My husband and I bought and planted two hybrid cacti - torch and satellite - in the spring of 2005.
Our cacti get several blooms each year in the spring, but the blooms only open at night, and they only stay open during the following day, usually dying, or drooping, by that night.
Since we only have one day to enjoy the blooms, we keep a diligent watch, in an effort to make sure we don't miss the spectacular show.
Our interest in cacti started when we purchased our home - a fixer-upper - and we inherited a lawn covered in Bermuda grass. Cities in the Arizona desert provide cash incentives for residents to remove their grass lawn and replace it with drought-tolerant plants that don't require a lot of water.

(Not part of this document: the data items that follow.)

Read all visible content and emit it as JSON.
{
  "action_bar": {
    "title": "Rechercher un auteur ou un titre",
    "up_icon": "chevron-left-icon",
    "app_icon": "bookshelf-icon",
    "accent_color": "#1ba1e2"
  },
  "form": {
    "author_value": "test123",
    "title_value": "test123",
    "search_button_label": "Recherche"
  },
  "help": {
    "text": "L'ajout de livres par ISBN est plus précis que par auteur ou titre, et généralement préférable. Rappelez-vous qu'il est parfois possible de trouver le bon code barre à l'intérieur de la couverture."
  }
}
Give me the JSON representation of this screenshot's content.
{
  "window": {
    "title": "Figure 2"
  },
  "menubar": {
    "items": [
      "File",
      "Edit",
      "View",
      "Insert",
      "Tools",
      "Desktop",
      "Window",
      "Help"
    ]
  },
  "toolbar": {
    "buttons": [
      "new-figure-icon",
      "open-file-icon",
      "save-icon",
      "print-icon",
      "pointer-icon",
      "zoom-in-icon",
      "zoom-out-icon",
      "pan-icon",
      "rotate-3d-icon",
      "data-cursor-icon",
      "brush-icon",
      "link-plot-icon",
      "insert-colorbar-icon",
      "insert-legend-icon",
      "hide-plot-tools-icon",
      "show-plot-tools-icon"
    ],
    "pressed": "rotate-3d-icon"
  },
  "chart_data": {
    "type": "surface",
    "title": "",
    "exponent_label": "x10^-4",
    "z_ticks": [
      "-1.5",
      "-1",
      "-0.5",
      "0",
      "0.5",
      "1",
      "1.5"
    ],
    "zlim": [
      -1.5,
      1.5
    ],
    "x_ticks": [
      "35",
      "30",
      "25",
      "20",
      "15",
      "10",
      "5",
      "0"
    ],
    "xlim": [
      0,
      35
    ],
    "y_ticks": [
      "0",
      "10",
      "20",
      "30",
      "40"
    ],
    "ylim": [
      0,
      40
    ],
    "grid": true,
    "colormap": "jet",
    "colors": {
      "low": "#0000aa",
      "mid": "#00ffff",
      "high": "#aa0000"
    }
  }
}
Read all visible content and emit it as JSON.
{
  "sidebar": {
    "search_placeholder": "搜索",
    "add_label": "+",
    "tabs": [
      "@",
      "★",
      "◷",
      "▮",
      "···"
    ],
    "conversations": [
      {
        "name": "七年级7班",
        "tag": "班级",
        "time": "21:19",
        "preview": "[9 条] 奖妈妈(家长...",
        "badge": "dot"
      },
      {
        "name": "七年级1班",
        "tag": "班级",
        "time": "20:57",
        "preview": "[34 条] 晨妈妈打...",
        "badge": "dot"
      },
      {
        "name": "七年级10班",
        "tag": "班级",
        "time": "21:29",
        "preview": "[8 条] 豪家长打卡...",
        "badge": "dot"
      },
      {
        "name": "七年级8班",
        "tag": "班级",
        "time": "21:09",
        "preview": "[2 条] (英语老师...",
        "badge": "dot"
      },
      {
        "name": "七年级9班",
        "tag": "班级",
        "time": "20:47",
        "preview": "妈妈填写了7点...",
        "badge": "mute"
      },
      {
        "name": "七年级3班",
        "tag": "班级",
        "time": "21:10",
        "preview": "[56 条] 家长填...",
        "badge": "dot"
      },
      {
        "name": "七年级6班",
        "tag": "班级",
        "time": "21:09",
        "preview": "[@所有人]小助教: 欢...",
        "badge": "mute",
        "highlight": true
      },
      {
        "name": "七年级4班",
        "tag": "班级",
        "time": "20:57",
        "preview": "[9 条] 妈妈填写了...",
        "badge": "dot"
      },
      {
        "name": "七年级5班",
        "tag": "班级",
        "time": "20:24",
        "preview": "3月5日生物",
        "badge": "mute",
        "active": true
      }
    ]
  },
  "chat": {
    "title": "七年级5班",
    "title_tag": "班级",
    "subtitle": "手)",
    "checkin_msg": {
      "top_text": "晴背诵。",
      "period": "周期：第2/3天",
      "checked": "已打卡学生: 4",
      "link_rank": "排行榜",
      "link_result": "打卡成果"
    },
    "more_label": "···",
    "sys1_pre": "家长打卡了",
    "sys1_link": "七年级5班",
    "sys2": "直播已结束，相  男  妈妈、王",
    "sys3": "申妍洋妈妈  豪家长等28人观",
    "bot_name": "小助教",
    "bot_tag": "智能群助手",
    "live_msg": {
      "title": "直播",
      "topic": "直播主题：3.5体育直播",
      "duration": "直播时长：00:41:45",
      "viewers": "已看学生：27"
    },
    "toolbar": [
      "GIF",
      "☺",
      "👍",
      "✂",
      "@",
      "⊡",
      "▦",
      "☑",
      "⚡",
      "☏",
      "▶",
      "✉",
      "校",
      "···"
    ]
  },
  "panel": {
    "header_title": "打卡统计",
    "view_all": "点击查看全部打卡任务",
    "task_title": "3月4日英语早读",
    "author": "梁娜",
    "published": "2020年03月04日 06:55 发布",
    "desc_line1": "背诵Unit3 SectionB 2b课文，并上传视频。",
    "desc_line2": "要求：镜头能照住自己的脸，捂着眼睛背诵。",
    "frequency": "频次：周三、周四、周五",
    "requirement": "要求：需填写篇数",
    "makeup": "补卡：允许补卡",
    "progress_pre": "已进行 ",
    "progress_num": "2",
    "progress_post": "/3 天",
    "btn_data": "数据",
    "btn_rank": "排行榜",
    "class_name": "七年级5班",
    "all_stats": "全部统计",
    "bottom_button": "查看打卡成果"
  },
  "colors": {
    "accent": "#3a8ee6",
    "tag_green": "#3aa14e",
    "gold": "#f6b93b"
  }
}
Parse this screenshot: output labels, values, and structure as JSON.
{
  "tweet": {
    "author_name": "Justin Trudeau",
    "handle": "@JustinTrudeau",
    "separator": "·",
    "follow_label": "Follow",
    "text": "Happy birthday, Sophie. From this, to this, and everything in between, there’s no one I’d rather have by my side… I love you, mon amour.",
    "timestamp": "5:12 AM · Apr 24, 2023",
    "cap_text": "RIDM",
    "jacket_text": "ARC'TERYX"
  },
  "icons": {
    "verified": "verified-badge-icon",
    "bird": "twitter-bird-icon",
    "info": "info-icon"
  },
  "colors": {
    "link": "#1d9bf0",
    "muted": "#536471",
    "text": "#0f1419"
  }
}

In most cases, that incentive leads to rock yards with a few cacti planted around, creating something more along the lines of a moonscape, instead of a more traditional welcoming front yard.
Creating the garden
My husband is originally from Michigan and is accustomed to having a lush, green yard. Therefore, he was determined to create an inviting atmosphere by planting flowers in shady spaces, using varieties that require minimal amounts of water.
After he built a front porch the length of the house, my relatives in Kiowa, Kan., donated some rocking chairs to sit on the porch. The yard is actually a 'floor' of low-fired bricks with a river rock fire pit that matches the rock wall. It's a great gathering place for all of our friends and neighbors on a cool desert evening.
Our yard now has more shade than it previously had, and the rocks keep it much cooler than the Bermuda grass did.
In my opinion, desert landscapes are simply beautiful and fascinating.